Casinos Sue To Stop Casinos


Here’s yet another example of the glaring hypocrisy of casino interests. In Lansing, Michigan a Native American tribe wants to open a casino and the mayor is all for the idea. But all the other casinos in the state, including other tribes, are filing suits to prevent it from happening.

Mind you, every other casino in the state had to fight similar legal battles. When they opened the three casinos in Detroit, the Indian casinos tried to stop it in court and failed. When they opened Firekeepers in Battle Creek and the Gun Lake casino south of Grand Rapids, all the other Indian casinos plus the Detroit casinos spent millions trying to prevent it.
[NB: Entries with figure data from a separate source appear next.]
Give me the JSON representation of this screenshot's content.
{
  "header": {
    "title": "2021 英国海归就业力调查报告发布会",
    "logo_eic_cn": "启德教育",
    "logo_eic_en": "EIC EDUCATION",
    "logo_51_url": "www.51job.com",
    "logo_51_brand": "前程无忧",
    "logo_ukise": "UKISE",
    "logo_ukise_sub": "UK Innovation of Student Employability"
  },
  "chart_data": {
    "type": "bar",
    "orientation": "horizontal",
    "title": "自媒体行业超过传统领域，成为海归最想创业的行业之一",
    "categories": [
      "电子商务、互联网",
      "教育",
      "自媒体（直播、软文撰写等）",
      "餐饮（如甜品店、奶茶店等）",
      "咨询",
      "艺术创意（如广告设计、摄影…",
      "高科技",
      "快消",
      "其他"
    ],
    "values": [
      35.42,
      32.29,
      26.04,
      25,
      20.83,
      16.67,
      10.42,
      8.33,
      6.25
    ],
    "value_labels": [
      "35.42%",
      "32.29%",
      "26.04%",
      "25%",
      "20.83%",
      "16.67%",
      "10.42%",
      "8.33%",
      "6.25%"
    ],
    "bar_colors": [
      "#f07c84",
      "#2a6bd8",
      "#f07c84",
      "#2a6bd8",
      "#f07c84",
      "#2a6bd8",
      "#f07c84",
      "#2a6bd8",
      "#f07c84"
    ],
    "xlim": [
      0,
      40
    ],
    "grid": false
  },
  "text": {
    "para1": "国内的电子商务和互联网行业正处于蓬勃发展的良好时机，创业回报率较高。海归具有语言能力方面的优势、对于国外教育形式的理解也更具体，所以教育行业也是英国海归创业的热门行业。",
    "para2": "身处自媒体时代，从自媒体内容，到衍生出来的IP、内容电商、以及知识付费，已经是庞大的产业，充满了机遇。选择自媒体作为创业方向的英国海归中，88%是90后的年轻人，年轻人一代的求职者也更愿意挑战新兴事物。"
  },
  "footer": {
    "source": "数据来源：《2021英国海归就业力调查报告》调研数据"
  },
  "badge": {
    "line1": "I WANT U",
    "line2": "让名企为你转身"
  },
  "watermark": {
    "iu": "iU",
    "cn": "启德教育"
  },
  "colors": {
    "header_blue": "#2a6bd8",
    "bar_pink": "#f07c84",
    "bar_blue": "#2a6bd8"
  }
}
Each new casino has to fight the same legal battle to open for business, then they join all the people who tried to stop them in trying to stop any new casino from opening because it might hurt their profits. It’s time to end this ridiculous fiction that gambling is illegal. Opening a casino should be no different from opening a restaurant or a movie theater; existing restaurants and theaters aren’t allowed to block competitors from entering the market.

Comments

  1. D. C. Sessions says

    existing restaurants and theaters aren’t allowed to block competitors from entering the market.

    Maybe not in your neighborhood. In Arizona quite a few businesses (car dealerships that I know of) have to unanimously agree before another of the same kind can open anywhere near them.

    And before anyone drags antitrust law into the issue, the courts have pretty much gutted the antitrust statutes in deference to Chicago School economic theory that defines “monopoly abuse” out of existence, with the FTC, FCC, etc. pretty much handing out free passes for major mergers.

  2. davidct says

    If the competition between casinos gets serious, will the taxpayer be required to bail them out?

  3. regexp says

    Part of the problem is gambling is highly regulated in most parts of the country. I just can’t open up a slot room in my house. I need approval of our states legislature. That makes is easier for established gambling businesses to fight any new competition.

  4. Jordan Genso says

    What I’m slightly concerned about is the impact the casinos have on charity gaming locations. In East Lansing, there is a place called “Stack’s Hold’em” that has texas hold’em, omaha, blackjack and roulette basically every night. It’s charity gaming though, so there’s a different charity every couple of nights that splits the proceeds with the house.

    Those charity gaming locations do provide a great fundraising opportunity for non-profits, and they would be negatively impacted by the competition, but that doesn’t justify opposition to a Lansing casino. It’s just something I wanted to point out.

  5. peterh says

    Just last year in Maine a proposed casino was defeated in part by advertising funded heavily by established gambling interests.

    Don’t like casinos much, myself; they’re a fool-proof – “fool-proven?” – way to skim money off people who don’t understand mathematics.

  6. says

    Jordan-

    Stacks is actually a small charity room, without much action most nights. It hosts a big omaha game a couple nights a week, but I’ve never found a hold em game in the many times I’ve stopped by. Trippers is the big charity room in town, the one that makes the serious money for the charities. It’s busy every night, and I’ve played there quite a bit. But casinos do hurt the charity rooms, you’re right. When Firekeepers opened down by Battle Creek, the local charity room had to close down. I’m sure the company that owns Trippers desperately wants to keep the Lansing casino from opening.

    I play at charity rooms several times a week, but if there was a real casino with a poker room close by, I’d go there first. The rake is the same, but there are several advantages to a casino poker room: A) You get comps; B) there’s almost always going to be more action and more money on the tables (charity rooms tend to attract small timers that buy in for $50, people who would be too intimidated to go into a casino); and C) higher limit games (I have yet to play in a charity room that can get a regular 2/5 game going; 1/2 seems to be the limit). Unfortunately, it’s an hour drive for me to get to Soaring Eagle and a bit longer than that to get to Firekeepers, so I usually stick to the local charity rooms out of convenience.